Once the turtle was blown up, we took turns sliding down this lower section. The water level wasn’t high and the slope is not steep, so it’s not the most exciting waterfall to slide down, but it was still a lot of fun. After a few slow runs, we realized that we had to start at the top on the far side to slide the fastest. The water was quite cold and I think everybody was a bit relieved that we could stay mostly dry sliding down. Margo, the bull mastiff, also enjoyed playing in the waterfall, running down after us as we slid down on the turtle. We ate lunch here and spent the better part of the morning and afternoon here, then headed back to the campsite.

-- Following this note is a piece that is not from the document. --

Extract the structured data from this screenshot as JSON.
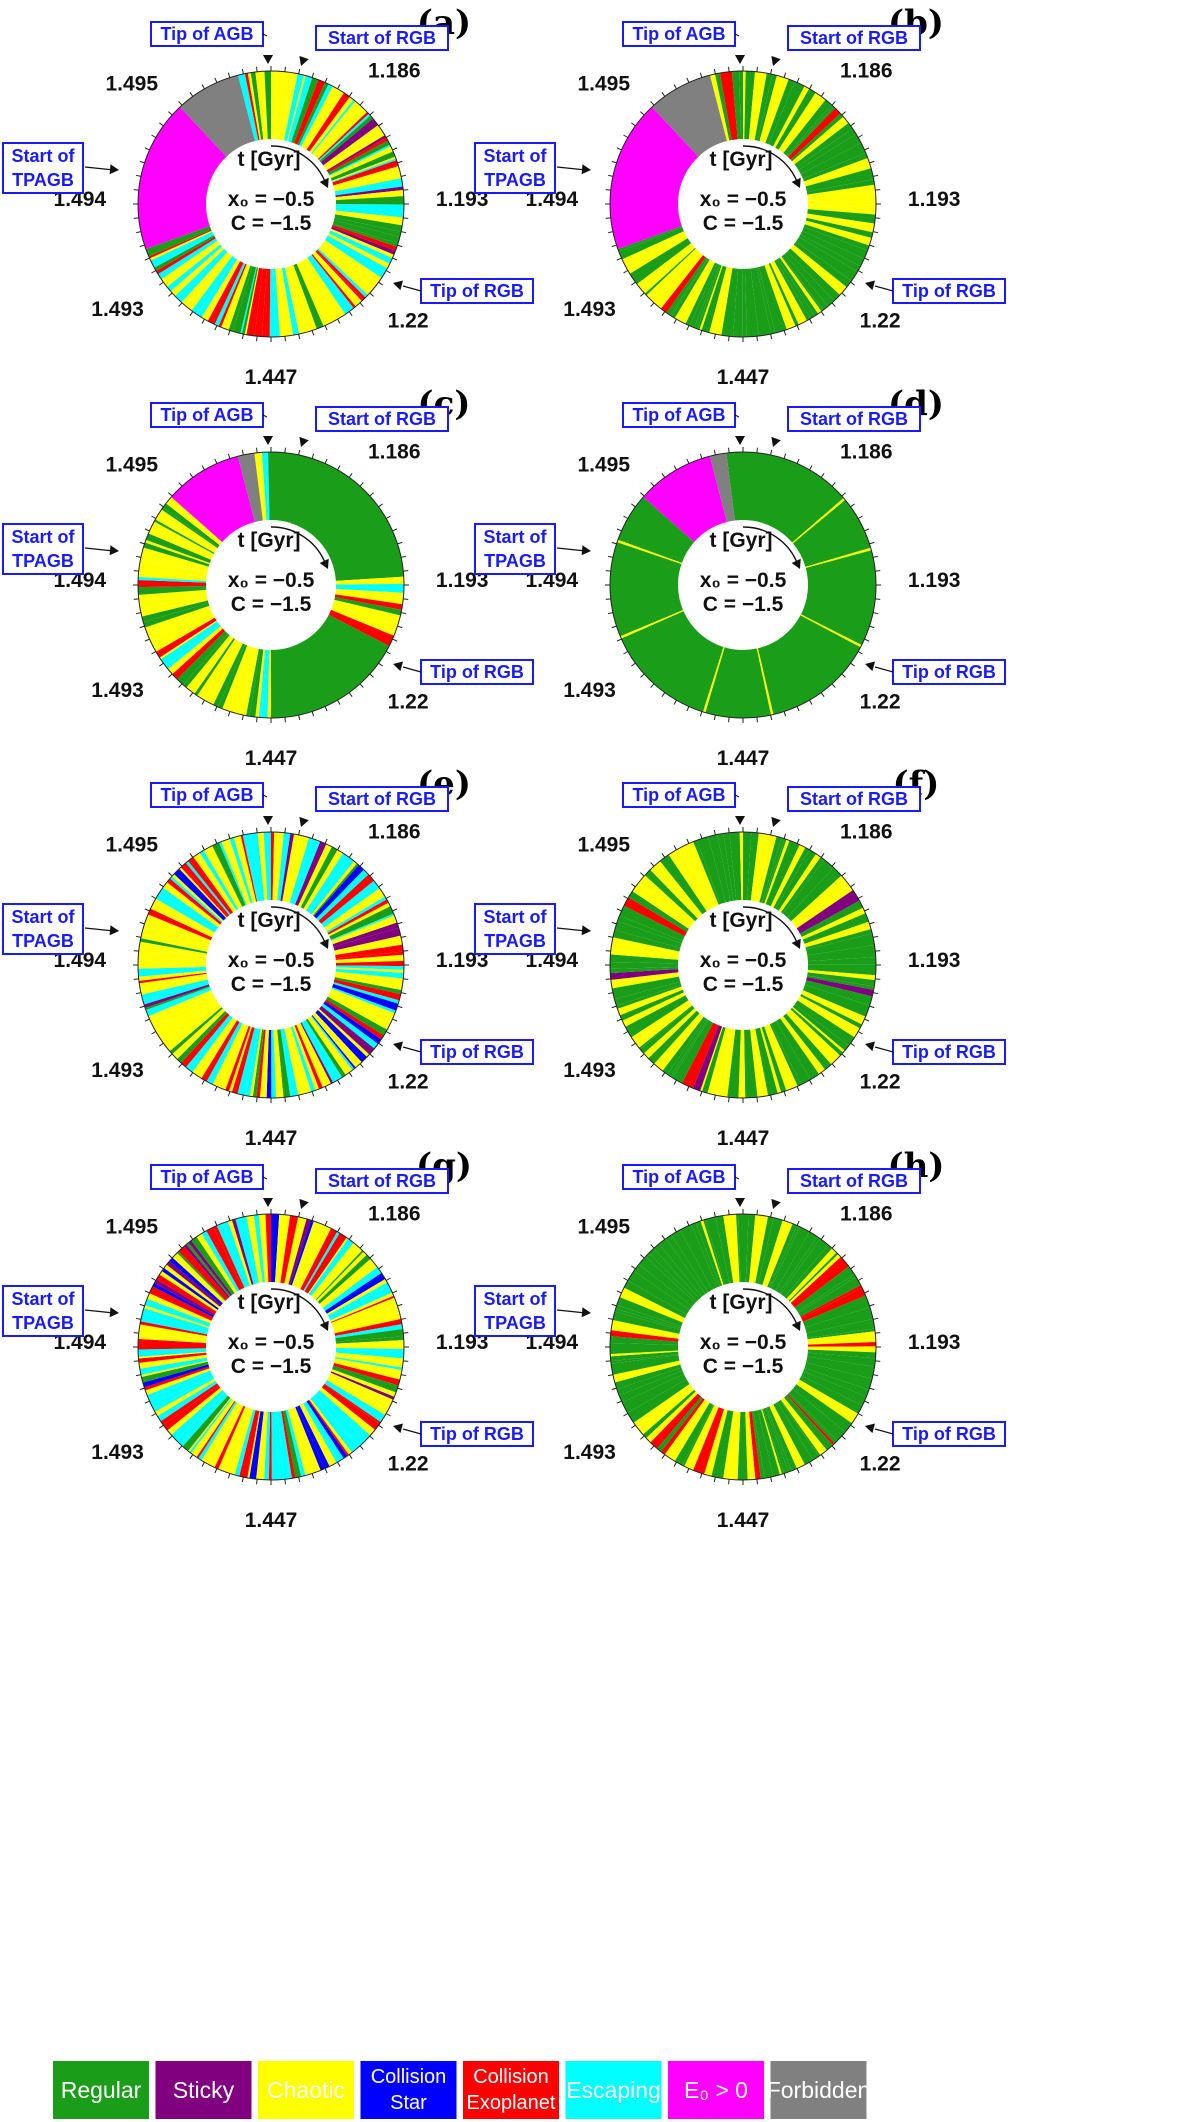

On the way back, Josh knew of a “high trail” that bypasses two of the stream crossings on Gragg Prong, so we could keep our feet dry heading back. On the last stream crossing, we were able to rock-hop across. Margo just waded across in the water, but Willie, the rescue hunting dog, didn’t want to get his feet wet, so he actually rock-hopped across following where Sandy had stepped. I had never seen a dog rock-hop before and was quite impressed. We relaxed at the campsite for a little bit, then headed into Boone and had dinner at Coyote Kitchen. Josh had gone to school at Appalachian State and was very familiar with the Boone area, so he suggested this restaurant. The food was very good and they had a nice outdoor seating area, so the dogs could join us. After dinner, we headed back to camp and managed to find quite a bit of firewood and built a nice fire when the sun went down. While we still had some daylight left, we sat down at the creek and enjoyed the lovely view.


The rosebay rhododendrons were blooming and all the flowers along the creek made for a beautiful sight.


And a nice cascade added to the scene and provided tranquil white noise as we slept. After sundown, we socialized around the fire for a while and then went to bed. Sandy had to work Sunday evening, so in the morning, we broke camp and headed home.